[Push] Project notes

William Tozier bill at williamtozier.com
Sun Jan 22 13:05:11 EST 2006


On Jan 22, 2006, at 5:12 AM, Maarten wrote:

> I've just added push-3.1.0 to the download section of sourceforge.  
> This one
> should compile on g++-4.0 out of the box. This version has a  
> completely
> revamped implementation of the push 'names'. Names are no longer  
> part of the
> environment and are garbage collected.
>
> Hope no big bugs have been overlooked,

Thanks both Maarten and Jon for your efforts! I've got what looks  
like a sound compile here now [I was just re-training myself to use  
CVS for Jon's update when Maarten's release came over the transom],  
and have poked around enough to know that both the main run_push and  
example executables work. [A wee Bus Error or Segmentation Fault here  
or there are things that I'll play with in a little while.]

As I've told Lee and Maarten already off-list, my planned project is  
somewhat odd, and definitely very far outside my paltry C++ skills.  
First I'm going to take some days to familiarize myself with push 3.1  
as it exists now, and try to weigh the costs and benefits of forking  
push substantially to create the extensions we need, as opposed to re- 
implementing a modified push language in a slower but more familiar  
wrapper like Mma or Python. It may be that the best course under the  
circumstances of the project timetable and collaboration environment  
here will be to create a dialect of push in a language I know better  
than C++.

I've chosen push (or a flavor) because of the open-endedness of the  
domain I'm working in: mathematical programming and computational  
geometry. The project sketch is to add at least three major types to  
the language, all of which will have a nonstandard stack behavior,  
and leading to some sort of "PushGeometry" variant.

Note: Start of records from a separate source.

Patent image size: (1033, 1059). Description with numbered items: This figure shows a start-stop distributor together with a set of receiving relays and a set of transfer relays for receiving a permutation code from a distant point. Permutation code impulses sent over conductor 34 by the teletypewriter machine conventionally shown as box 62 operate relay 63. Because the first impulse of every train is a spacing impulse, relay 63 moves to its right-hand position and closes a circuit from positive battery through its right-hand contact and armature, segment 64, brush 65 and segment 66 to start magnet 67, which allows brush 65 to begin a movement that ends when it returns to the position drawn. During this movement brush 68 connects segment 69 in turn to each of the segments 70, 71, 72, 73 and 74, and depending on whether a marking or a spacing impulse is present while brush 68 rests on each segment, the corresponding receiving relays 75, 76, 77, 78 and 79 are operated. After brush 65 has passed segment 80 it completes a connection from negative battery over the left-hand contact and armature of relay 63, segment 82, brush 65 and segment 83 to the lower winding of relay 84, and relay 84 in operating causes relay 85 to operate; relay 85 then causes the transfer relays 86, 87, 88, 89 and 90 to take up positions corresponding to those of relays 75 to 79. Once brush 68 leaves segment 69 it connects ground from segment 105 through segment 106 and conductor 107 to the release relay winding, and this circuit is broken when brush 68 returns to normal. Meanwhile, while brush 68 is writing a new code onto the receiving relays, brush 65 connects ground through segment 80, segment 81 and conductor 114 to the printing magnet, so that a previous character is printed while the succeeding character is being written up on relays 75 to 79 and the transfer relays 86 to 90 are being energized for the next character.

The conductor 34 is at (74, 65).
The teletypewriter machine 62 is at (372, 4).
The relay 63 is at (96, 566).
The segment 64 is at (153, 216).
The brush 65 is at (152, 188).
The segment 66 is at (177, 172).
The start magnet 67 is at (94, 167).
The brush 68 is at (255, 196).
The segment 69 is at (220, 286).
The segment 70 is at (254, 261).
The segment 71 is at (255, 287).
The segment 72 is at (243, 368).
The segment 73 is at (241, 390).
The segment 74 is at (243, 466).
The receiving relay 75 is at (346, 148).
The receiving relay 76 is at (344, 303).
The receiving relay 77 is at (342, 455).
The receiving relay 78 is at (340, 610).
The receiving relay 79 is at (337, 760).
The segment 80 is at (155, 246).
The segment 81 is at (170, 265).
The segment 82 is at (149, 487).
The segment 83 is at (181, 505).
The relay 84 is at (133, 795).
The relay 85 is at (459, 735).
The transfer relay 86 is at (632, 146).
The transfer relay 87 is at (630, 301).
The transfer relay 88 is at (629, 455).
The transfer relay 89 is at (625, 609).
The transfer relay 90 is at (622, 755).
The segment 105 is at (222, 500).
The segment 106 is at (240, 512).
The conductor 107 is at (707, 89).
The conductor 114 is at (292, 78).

The goals of the project are to use GP to search for linear and  
integer programming, convex hull, domination, distance, and other  
mathematical programming algorithms.

At present I think the minimal set of new types will represent  
points, matrices, and half-spaces.

All of these will be lists, wrapped in special notation. We need to  
be able to represent points, lines, matrices, hyperplanes, and half- 
spaces in arbitrary dimension, To avoid a kludgy duplication of  
stacks, I think I'll be implementing these stacks with a kind of  
"selective transparency": function calls will pull the topmost entry  
off the stack that preserves mathematical validity. So a proposed  
POINT.+, for instance, would pop the topmost POINT from the stack,  
determine its dimensionality, and then yank the next POINT down that  
has the same dimension. As with the Push language generally, if there  
are not two matching objects, the function will fail.

Type interconversion functions between these types and the basic  
types seem to be pretty straightforward: POINTS can be made from and  
unpacked into REALs; MATRICES and HALF-SPACEs can be built from  
points, and shifted one into the other. Geometric functions like  
distances, directions, whether a point lies in a half-space, &c. will  
simply pop (with selective transparency) the items of the right  
dimension from the respective stacks. Matrix operations, again, will  
depend on the first parameter: MATRIX.* would pop the top entry, and  
then the next one down that makes sense, and push the result. And so  
forth.

But as I indicated, I'm pretty worried about not knowing C++ well  
enough to unit test the code we write. So I'm tempted to move, at  
least for prototyping. Or I'll have to recruit an undergraduate  
colleague or two here at U-M to give me a hand.

I'd like to hear advice, one way or the other.
-----
Bill Tozier
http://williamtozier.com/slurry

"Be anything you want to be, but don't be dull."